Engineering a Replacement Bone Tissue with Adult Adipose-Derived Stem Cells

The current gold standard for bone repair, autologous bone graft, is costly and destructive to the harvest site. Moreover, the amount of available donor tissue is limited, so it is not always a viable option. The aim of this work was to investigate tissue engineering as an alternative to autograft-based bone repair through the combination of donor cells and three-dimensional cell carriers. The results presented herein describe the progress made toward that goal.
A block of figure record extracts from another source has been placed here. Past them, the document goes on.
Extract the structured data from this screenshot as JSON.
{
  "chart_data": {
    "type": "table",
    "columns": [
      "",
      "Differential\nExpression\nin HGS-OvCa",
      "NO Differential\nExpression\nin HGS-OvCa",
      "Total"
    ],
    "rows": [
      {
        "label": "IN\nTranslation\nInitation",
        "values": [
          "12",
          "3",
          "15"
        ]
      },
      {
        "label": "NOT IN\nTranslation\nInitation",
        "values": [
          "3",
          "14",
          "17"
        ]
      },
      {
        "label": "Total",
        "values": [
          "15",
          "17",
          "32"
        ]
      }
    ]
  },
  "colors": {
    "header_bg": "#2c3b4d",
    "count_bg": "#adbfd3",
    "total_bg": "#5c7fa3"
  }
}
To evaluate the intramembranous bone forming capacity of human adipose-derived stem cells, novel collagen scaffolds with or without hydroxyapatite reinforcement were loaded with cells and treated with growth or an osteogenic differentiation medium. Upon implantation, the cell-scaffold constructs produced varying amounts of immature bone characterized by highly vascularized osteocalcin and osteopontin-positive matrix and an increase in mineralized tissue volume. Hydroxyapatite reinforcement and the particular pretreatment of the cells were identified as key factors influencing tissue formation in vivo. In order to determine important characteristics for engineered constructs capable of inducing an endochondral response in vivo, an ectopic model of endochondral ossification was developed with pre-chondrogenic murine cell line ATDC5. When coupled with an osteoinductive scaffold in vivo, pellets been pre-treated in an optimized chondrogenic differentiation medium underwent chondrogenic maturation and partial ossification over the course of 8 weeks. This effect was dependent on the treatment medium applied and a three-dimensional culture environment.

With these findings in mind, chondrogenic treatment was applied to human adipose-derived stem cells seeded in high density pellet culture or encapsulated in alginate beads to investigate the potential for endochondral bone formation in a clinically relevant cell type. Despite identical pre-treatment, the culture systems induced significantly different volumes of mineralized tissue formation in vivo. Cell pellets resulted in a greater amount of mineralized tissue which accumulated around a large volume exterior to the implants, while mineralized tissue deposits were confined to a smaller volume in cell seeded alginate beads. These findings further highlighted the importance of pretreatment and culture methods with respect to the in vivo response induced by tissue engineered constructs.